Escándalo en Entre Ríos
Cuatro acusados confesaron haber desviado más de 100 millones de pesos del programa Jóvenes Emprendedores y acordaron una condena de prisión condicional. El caso adquiere una dimensión política aún más profunda al recordar que buena parte de las maniobras ocurrieron durante los años más críticos de la pandemia, cuando miles de entrerrianos luchaban por sobrevivir y el Estado enfrentaba enormes dificultades para responder a la emergencia.
La confesión de cuatro de los principales imputados en la causa "Jóvenes Emprendedores" volvió a colocar a la corrupción en el centro del debate político entrerriano. Pedro Gebhart, Cristian Klein, Claudio Rosas Vico y Alejandro Usatinsky admitieron ante la Justicia haber participado en el desvío de más de 100 millones de pesos destinados a un programa creado para financiar proyectos productivos de jóvenes. A cambio del reconocimiento de los hechos, acordaron una pena de tres años de prisión condicional, la inhabilitación perpetua para ejercer cargos públicos y la devolución del dinero comprometido. El acuerdo quedó sujeto a la homologación del juez Mauricio Mayer.
Pero hay un aspecto de la causa que provoca una indignación aún mayor y que trasciende el expediente judicial.
Gran parte de las maniobras investigadas ocurrieron durante 2020 y 2021, en los meses más dramáticos de la pandemia de COVID-19. Mientras miles de familias permanecían encerradas sin poder trabajar, los hospitales enfrentaban enormes dificultades para atender la demanda y numerosos trabajadores del Estado intentaban sostener la asistencia social con recursos escasos, la organización que hoy admitió el fraude aprovechaba esa misma estructura estatal para desviar millones de pesos.

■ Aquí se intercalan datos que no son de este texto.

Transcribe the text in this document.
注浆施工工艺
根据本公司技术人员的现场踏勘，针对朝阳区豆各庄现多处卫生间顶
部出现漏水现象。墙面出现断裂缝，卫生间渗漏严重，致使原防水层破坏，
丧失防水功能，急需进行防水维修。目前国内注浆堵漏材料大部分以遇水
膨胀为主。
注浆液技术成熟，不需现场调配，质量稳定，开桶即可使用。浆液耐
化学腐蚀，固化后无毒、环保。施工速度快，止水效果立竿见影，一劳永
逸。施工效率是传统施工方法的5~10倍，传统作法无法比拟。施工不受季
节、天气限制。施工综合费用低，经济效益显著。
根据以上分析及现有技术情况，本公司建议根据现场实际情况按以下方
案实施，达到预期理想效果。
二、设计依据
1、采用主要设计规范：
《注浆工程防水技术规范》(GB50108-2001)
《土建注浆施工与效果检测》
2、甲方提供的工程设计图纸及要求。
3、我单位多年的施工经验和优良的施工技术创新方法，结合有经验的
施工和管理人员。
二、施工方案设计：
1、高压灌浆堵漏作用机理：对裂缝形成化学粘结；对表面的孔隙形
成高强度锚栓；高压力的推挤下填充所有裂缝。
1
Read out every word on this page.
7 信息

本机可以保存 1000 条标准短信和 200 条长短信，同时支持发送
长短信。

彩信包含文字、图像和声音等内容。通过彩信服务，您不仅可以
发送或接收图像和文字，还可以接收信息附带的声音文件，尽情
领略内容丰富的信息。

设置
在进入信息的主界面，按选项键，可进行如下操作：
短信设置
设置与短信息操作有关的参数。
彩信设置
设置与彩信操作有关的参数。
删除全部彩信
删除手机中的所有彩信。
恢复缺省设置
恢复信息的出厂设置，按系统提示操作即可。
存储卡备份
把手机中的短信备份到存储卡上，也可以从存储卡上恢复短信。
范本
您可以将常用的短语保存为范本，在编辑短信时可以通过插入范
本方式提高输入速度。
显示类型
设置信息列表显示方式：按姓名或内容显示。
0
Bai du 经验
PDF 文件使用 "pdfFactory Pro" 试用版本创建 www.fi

Según la investigación encabezada por el fiscal Gonzalo Badano, la organización captaba estudiantes, desempleados y personas en situación de vulnerabilidad, utilizaba sus datos personales para confeccionar expedientes con proyectos inexistentes, falsificaba documentación y luego retiraba los fondos para quedarse con la mayor parte del dinero. El perjuicio reconocido supera los 100 millones de pesos.
La causa también deja abierto un fuerte interrogante político. Las maniobras se desarrollaron entre 2018 y 2022, período en el que el programa dependía de distintas áreas del gobierno provincial. Hasta el momento la investigación no atribuyó responsabilidades penales a las máximas autoridades políticas de entonces, aunque el caso volvió a instalar el debate sobre los controles internos, la responsabilidad de los funcionarios y el manejo de los recursos públicos.
Porque el dinero que fue desviado no pertenecía a ningún funcionario. Era dinero de todos los entrerrianos. Recursos que, en plena emergencia sanitaria, podrían haber fortalecido programas sociales, acompañado a emprendedores genuinos o contribuido a aliviar una de las etapas más difíciles que atravesó la provincia.